Вот и полянка... Остановился, смотрю, к какому стеблю подойти... И вдруг снова свой. Опять волки. И много. Хуторяне всполошили их стрельбой. Воют вовсю, и не поймешь, с какой стороны. Вой, кажется, отовсюду идет.
"Бросить все и бежать!" - мелькнула мысль.
А кто-то вроде бы со стороны подсказывает, что бежать нельзя, девятисилка, вот она, только копай, а убежишь, - и придется до следующего года ждать.
Я дернул сухой стебель, он оборвался с треском, а корень в земле остался. Его так просто не вытащишь, толстый он. Снег лопаткой раскидал, копаю, шепчу Симке:
- Подбирай...
Хорошо, что земля мягкая, снег ее рано прикрыл, не успела промерзнуть. Один корень выдернул, второй, третий... И вдруг про заклинание вспомнил... Как же я копаю? Без заклинания эти корешки бессильны! Меня так и проняло холодом. Остановился. Как дурак, глазами хлопаю, хочу вспомнить и не могу. Забыл, хоть убей! А вой такой идет, что мороз по коже. Симка подбегает, спрашивает:
- Ч-ч-ч...
Я понял, отвечаю:
- Заклинание забыл... - А самого чуть ли не слезы с досады душат. - Травка-девятисилка... травка-девятисилка... Дай силы, силки дай... А дальше?
- К-к-к... как у...
Обрадовался: правильно, как у Василки... Ковыряю землю и шепчу:
- Травка-девятисилка, дай силки!..
А Симка следом подбирает, торопит:
- Х-х-хватит...
Мне самому хочется побыстрей, но и корней нужно побольше выкопать. А впотьмах корешок не сразу подцепишь.

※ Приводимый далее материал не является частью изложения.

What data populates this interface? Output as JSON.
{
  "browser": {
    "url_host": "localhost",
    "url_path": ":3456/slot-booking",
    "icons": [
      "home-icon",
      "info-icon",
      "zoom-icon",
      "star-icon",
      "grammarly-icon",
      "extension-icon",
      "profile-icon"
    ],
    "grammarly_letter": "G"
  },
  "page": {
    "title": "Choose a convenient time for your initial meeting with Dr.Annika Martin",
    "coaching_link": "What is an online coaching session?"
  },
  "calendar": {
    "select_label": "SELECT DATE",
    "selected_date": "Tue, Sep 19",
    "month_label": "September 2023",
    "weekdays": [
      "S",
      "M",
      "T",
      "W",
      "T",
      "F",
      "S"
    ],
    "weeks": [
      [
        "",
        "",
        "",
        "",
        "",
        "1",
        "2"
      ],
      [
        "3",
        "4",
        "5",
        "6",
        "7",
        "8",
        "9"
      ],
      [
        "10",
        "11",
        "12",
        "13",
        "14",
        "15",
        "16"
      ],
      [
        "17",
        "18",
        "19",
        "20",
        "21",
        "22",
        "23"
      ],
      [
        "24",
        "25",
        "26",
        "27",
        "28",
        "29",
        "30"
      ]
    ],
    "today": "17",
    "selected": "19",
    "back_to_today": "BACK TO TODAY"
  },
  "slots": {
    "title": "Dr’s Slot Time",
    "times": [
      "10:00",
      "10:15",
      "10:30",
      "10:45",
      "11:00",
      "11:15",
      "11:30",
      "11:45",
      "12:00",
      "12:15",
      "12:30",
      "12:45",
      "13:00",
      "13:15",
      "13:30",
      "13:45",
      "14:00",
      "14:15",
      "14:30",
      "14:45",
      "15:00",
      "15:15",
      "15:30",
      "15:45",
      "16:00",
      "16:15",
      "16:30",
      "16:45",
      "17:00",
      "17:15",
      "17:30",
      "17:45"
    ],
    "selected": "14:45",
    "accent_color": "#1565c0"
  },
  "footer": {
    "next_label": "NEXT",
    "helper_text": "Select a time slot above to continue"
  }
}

Вижу, корни уже не вмещаются у Симки в руках. Взял у него половину, и помчались вовсю обратно. Лопатку бросили, ну ее, завтра возьмем.
Подбегаем к роднику... Темнеет что-то... Шевелится. Волк!..
Оказалось, Павка. Не выдержал все-таки, спустился. Только поздно уже, раньше нужно было думать.
- Не бойтесь... прикрою! - кричит. А сам побежал впереди нас.
Наверху остановились, чтоб дух перевести. Стрельба на хуторе прекратилась, а волки завыли еще злей. Но теперь от ихнего воя нам было, как говорится, ни холодно, ни жарко.
Павка говорит:
- Давайте помогу. - И потянулся к Симке за корнями.
Но тот, молодец, отказался:
- Я с-сам...
Правильно, пусть почувствует. Небось, думал, что мы без его берданки струсим.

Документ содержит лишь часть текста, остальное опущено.